LA RUE DU MARECHAL FERRANT
Métier
Cette nouvelle rue des Jardins du Blanc Balot rappelle  la présence de dynasties de maréchaux-ferrants à proximité de ce quartier:
-les Blanquart maréchal-ferrant de 1681 à la fin du XIXème siècle.
-les Cary (rue Clémenceau) de 1869 au XXème siècle.
-les Richard (rue Foch) de 1885 au XXème siècle.

LA RUE DU MARECHAL FOCH
Militaire (1851-1929)
La place reçoit côté sud la rue du Maréchal Foch souvent appelée rue principale étant un peu la colonne vertébrale de Santes sur laquelle viennent se greffer toutes les autres rues. Elle s' arrête au niveau du passage à niveau construit en 1866. La rue porte ce nom depuis la mort en 1929 de Ferdinand Foch, Maréchal de France qui commanda pendant la Grande Guerre les armées du Nord contribuant à la victoire de la Marne et au succès de la course à la mer.
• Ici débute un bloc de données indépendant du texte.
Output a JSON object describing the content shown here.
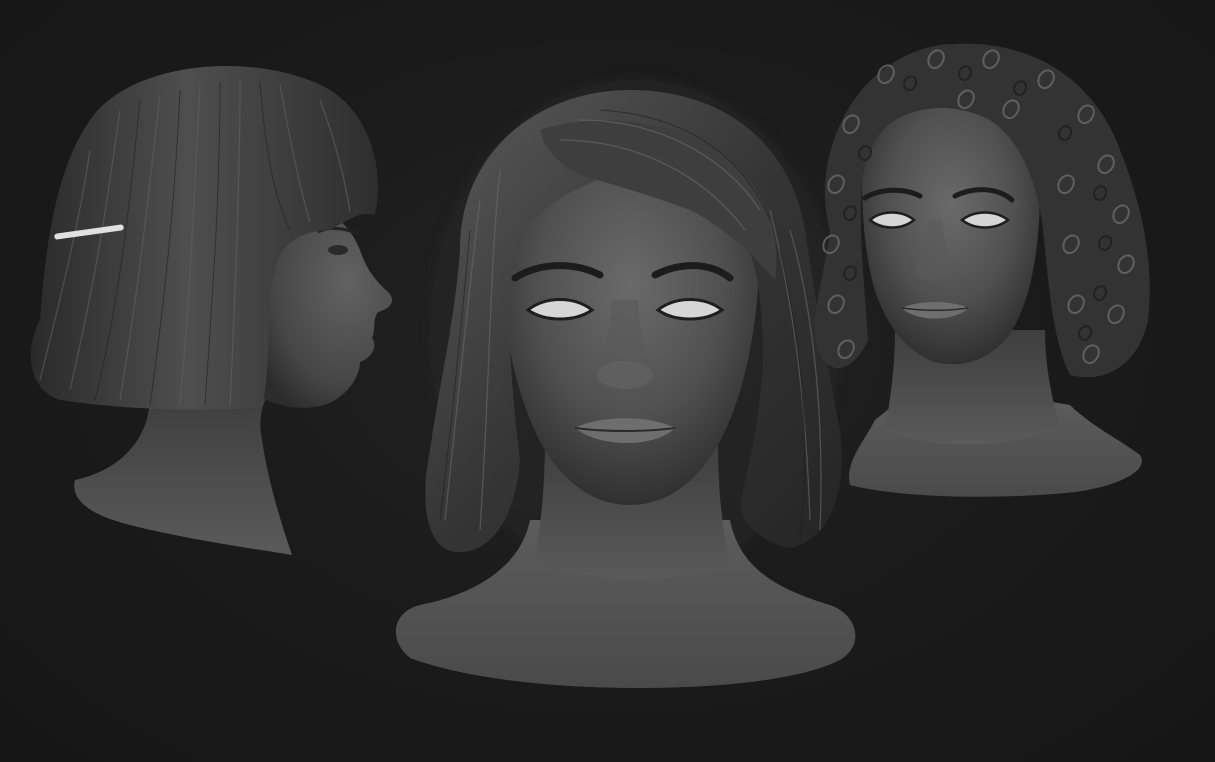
{
  "scene": {
    "background_color": "#181818",
    "sculpt_color": "#5a5a5a",
    "hair_color": "#3c3c3c",
    "eye_color": "#d6d6d6",
    "hair_clip_color": "#e0e0e0",
    "views": [
      {
        "name": "profile-right",
        "hair_style": "straight bob with bangs",
        "accessory": "hair clip"
      },
      {
        "name": "front",
        "hair_style": "wavy shoulder-length bob with side-swept bangs"
      },
      {
        "name": "three-quarter",
        "hair_style": "curly shoulder-length"
      }
    ]
  }
}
Il mena à la victoire finale les troupes alliées dont il était le généralissime.
De 1925 à 1929 la rue s'appelait rue d' Houplin et avant 1925 rue Neuve. On trouve comme mention en 1682 "chemin de la Neufve Rue" et en 1694 "Noeuve Rue".
Ce nom pourrait remonter aux XIIème, XIIIème siècle où les nombreux défrichements ont fait apparaître ce type de toponyme. Cette rue se serait ouverte au fur et à mesure des défrichements vers le marais.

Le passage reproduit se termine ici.